I think of my scanning project as collecting and preserving documents that are disappearing. There’s a very librarian-like appeal to it. Mike and I used to work with cataloging periodicals using OCLC and Mark II records. I wonder if these are still in use today? (I just checked and they are.) Now that we’re building our own databases of records we’re concerned about standards and interoperability with other database systems. We’re designing our system so titles and authors entries follow exact rules. Like libraries using the OCLC system, we’ve decided to piggyback our efforts on a more universal system, which is the Internet Science Fiction Database (ISFDB.org). ISFDB.org is a vast worldwide effort of volunteer librarians indexing and cataloging all books and periodicals related to science fiction and fantasy.

We don’t want to reinvent the wheel. It’s better to join larger efforts. That’s why I’m noticing volunteer librarians building what I believe will one day become the Library of Planet Earth. Right now countless systems, collections, databases, indexes, bibliographies, are springing up on the internet, usually by groups with special interests.

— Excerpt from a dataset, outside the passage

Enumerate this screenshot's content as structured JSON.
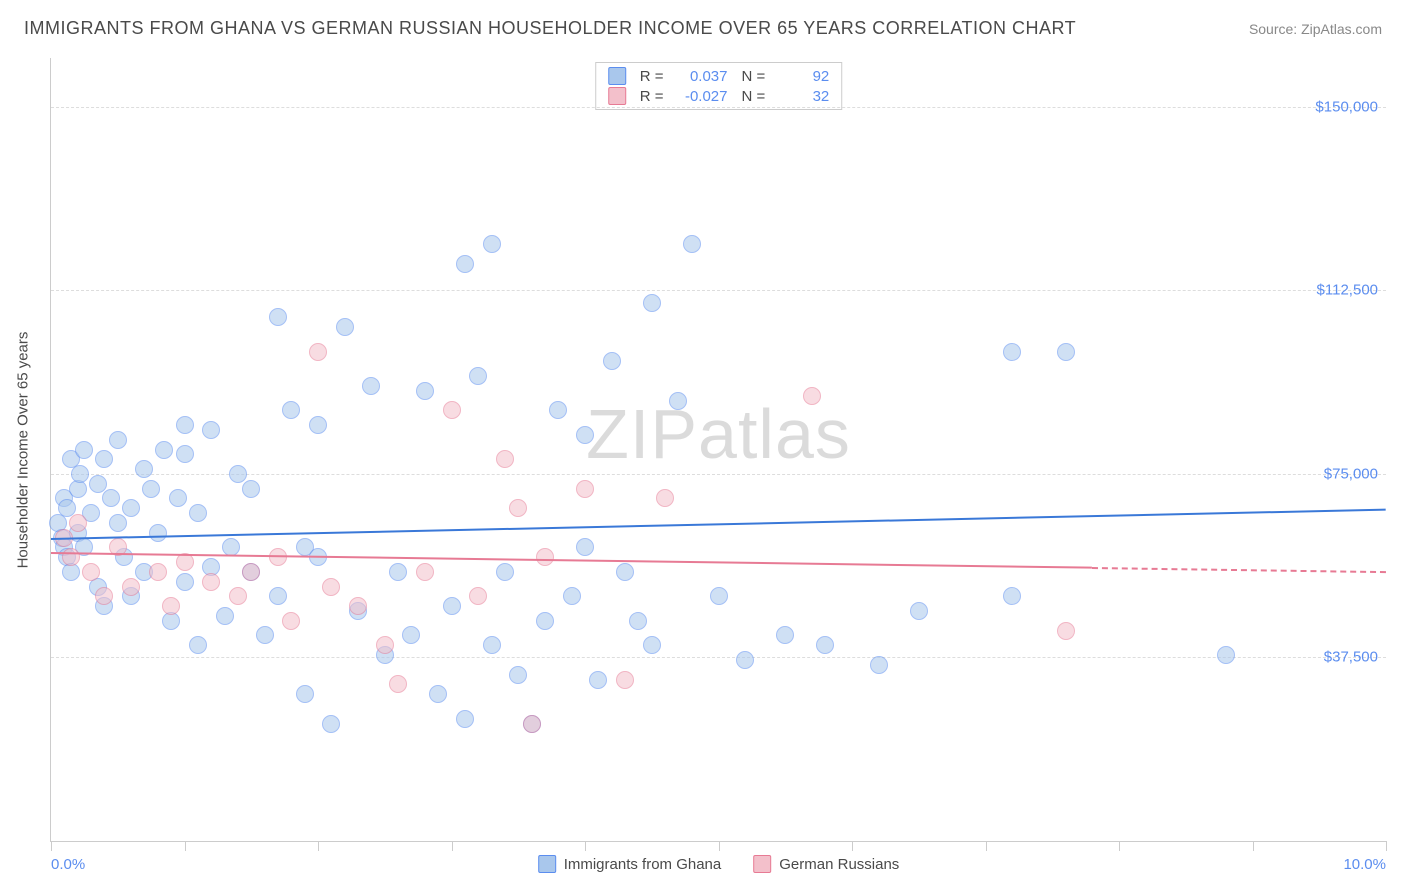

They seldom work together, but someday they will. For example, I think it’s very logical that Wikipedia, ISFDB.org, WorldCat, Internet Archive, and other separate systems start cross-referencing everything about science fiction. Everything I upload to the Internet Archive is already cataloged in ISFDB and has entries in Wikipedia. I can already see that Wikipedia will become the Card Catalog of the emerging Planet Earth Library.

Other scanners preserving pulp magazines use Galactic Central which works to index all stories in pulp magazines and related periodicals. It overlaps with science fiction but covers other genres. Sometimes I wish Galactic Central had features of ISFDB, and sometimes I wish ISFDB had features of Galactic Central. Before computers, lone bibliographers compiled lists and 3×5 card stacks by hand and then published them in printed indexes that had to be annually updated. Now all their work is being done by volunteer teams that build huge datasets in the cloud that update in real-time. Eventually, I see these systems merging into super-systems. For example, one day there will be one database that catalogs every short story ever published.

If you pay attention to the information you get on the internet, you’ll start noticing the volunteer librarians. Wikipedia is both volunteer encyclopedists and volunteer librarians. If you’ve ever used Discogs or MusicStack or All Music then you’ve seen the work of volunteer music librarians. Every subject hobby has them.

Some people just have a natural urge to collect, catalog, preserve, index, and organize diverse kinds of recorded knowledge. It’s a kind of hoarding of historical artifacts. We don’t want civilization to Marie Kondo itself and throw out all the tidbits of knowledge that keep piling up. In a way, volunteer librarians are like the dream mechanism in our heads at night that decides which memories are worth keeping. We can’t save everything, but we can try.

Volunteer librarians don’t need library science degrees, just a strong urge to collect,  catalog, and preserve.